A team of young scientists has created what they believe to be the perfect paper plane.
It can fly more than 100ft (30m) and remain aloft for about 20 seconds.
Most importantly, it is easy to make. The plane, named Avenger, has been judged by academics to contain the ideal balance between complex aerodynamic principles and simplicity of design. Its looks may also have helped: the delta wing is reminiscent of Concorde.
It is being flight-tested today along with dozens of other models in a competition in Leeds University’s Great Hall organised by the budget airline Jet2.com. Adjudicators from the Guinness Book of World Records will be present but none of the models is likely to beat the world record for the longest time aloft of 27.6 seconds.The Great Hall in Leeds is only about 160ft long and 60ft high, meaning that any paper plane would hit the walls or ceiling long before breaking the record.
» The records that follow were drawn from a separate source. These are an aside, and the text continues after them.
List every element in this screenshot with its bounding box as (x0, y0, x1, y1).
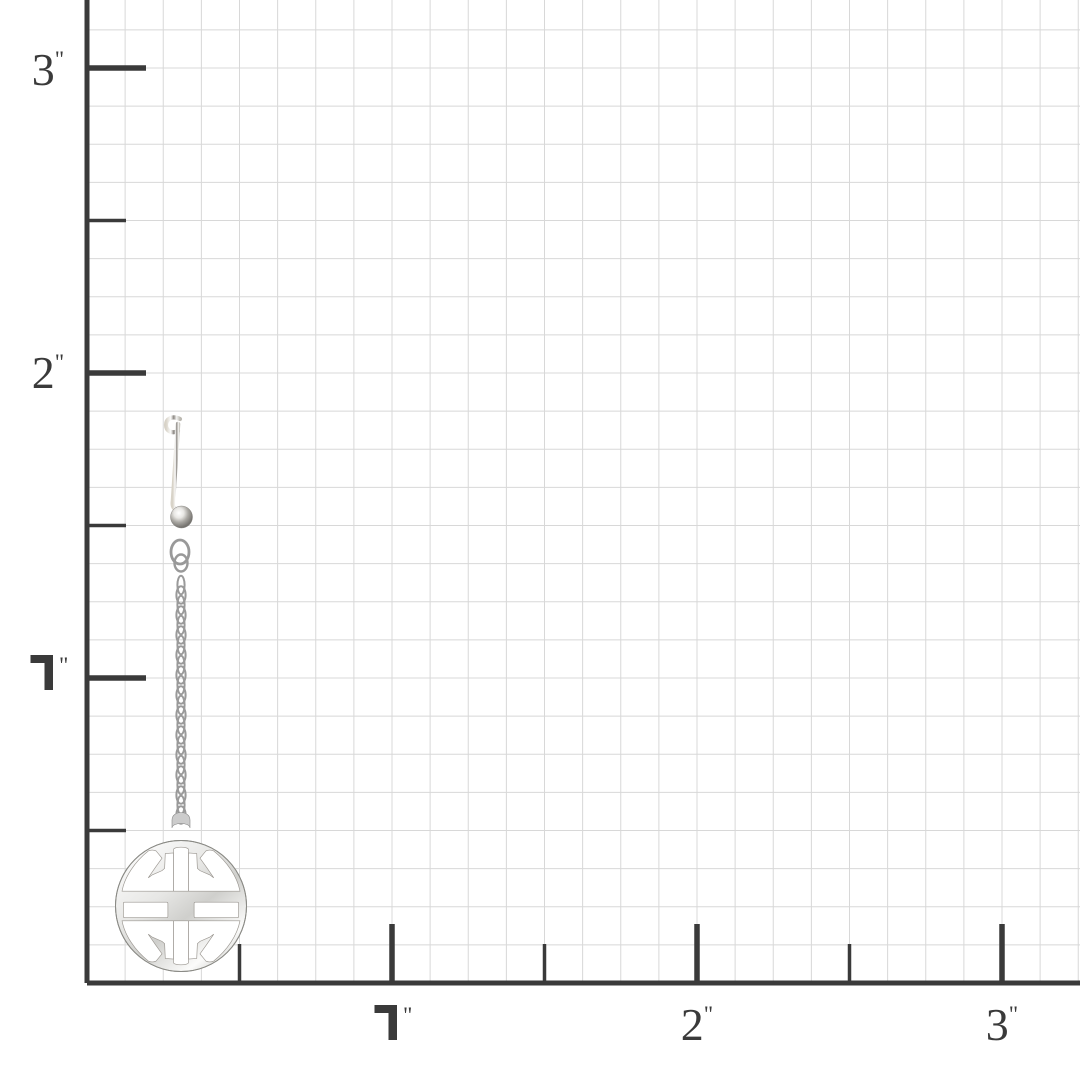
svg-text:3": 3" (986, 999, 1018, 1050)
svg-text:2": 2" (681, 999, 713, 1050)
svg-text:": " (403, 1003, 412, 1028)
svg-text:3": 3" (32, 44, 64, 95)
svg-text:2": 2" (32, 347, 64, 398)
svg-text:": " (59, 653, 68, 678)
For the same reason, none of the planes will be able to match the record for the greatest distance flown, which is 207ft 4in achieved by Stephen Krieger in Washington in 2003.
The competition has to be held indoors because wind conditions would distort the results, but Andrew McIntosh, professor of thermodynamics at Leeds, said that the space will be adequate to demonstrate the virtues of the plane he helped to select as the best design.
He said: “It was outstanding because of the amount of thought which had gone into it. The secret of a really good paper plane is to minimise the drag and maximise the lift — it’s a case of getting the balance and shape right.”
He said that the winning design had borrowed several ideas from modern airliners, including tiny folded winglets and cambered wings. The plane was designed by Chris Saunders, 20, John Lewis, 19, and Jon Ward, 21, who are all engineering students at Leeds.
Mr Lewis said that the team had attempted to strike a balance between distance and time aloft. He said the nose was the feature that most often proved the downfall of paper planes. “People make the mistake of creating a long pointed nose which looks good but lacks stability,” he said.
The nose on the winning design is blunt and reinforced by several folds of paper. This not only results in straight and stable flight but also allows multiple launches.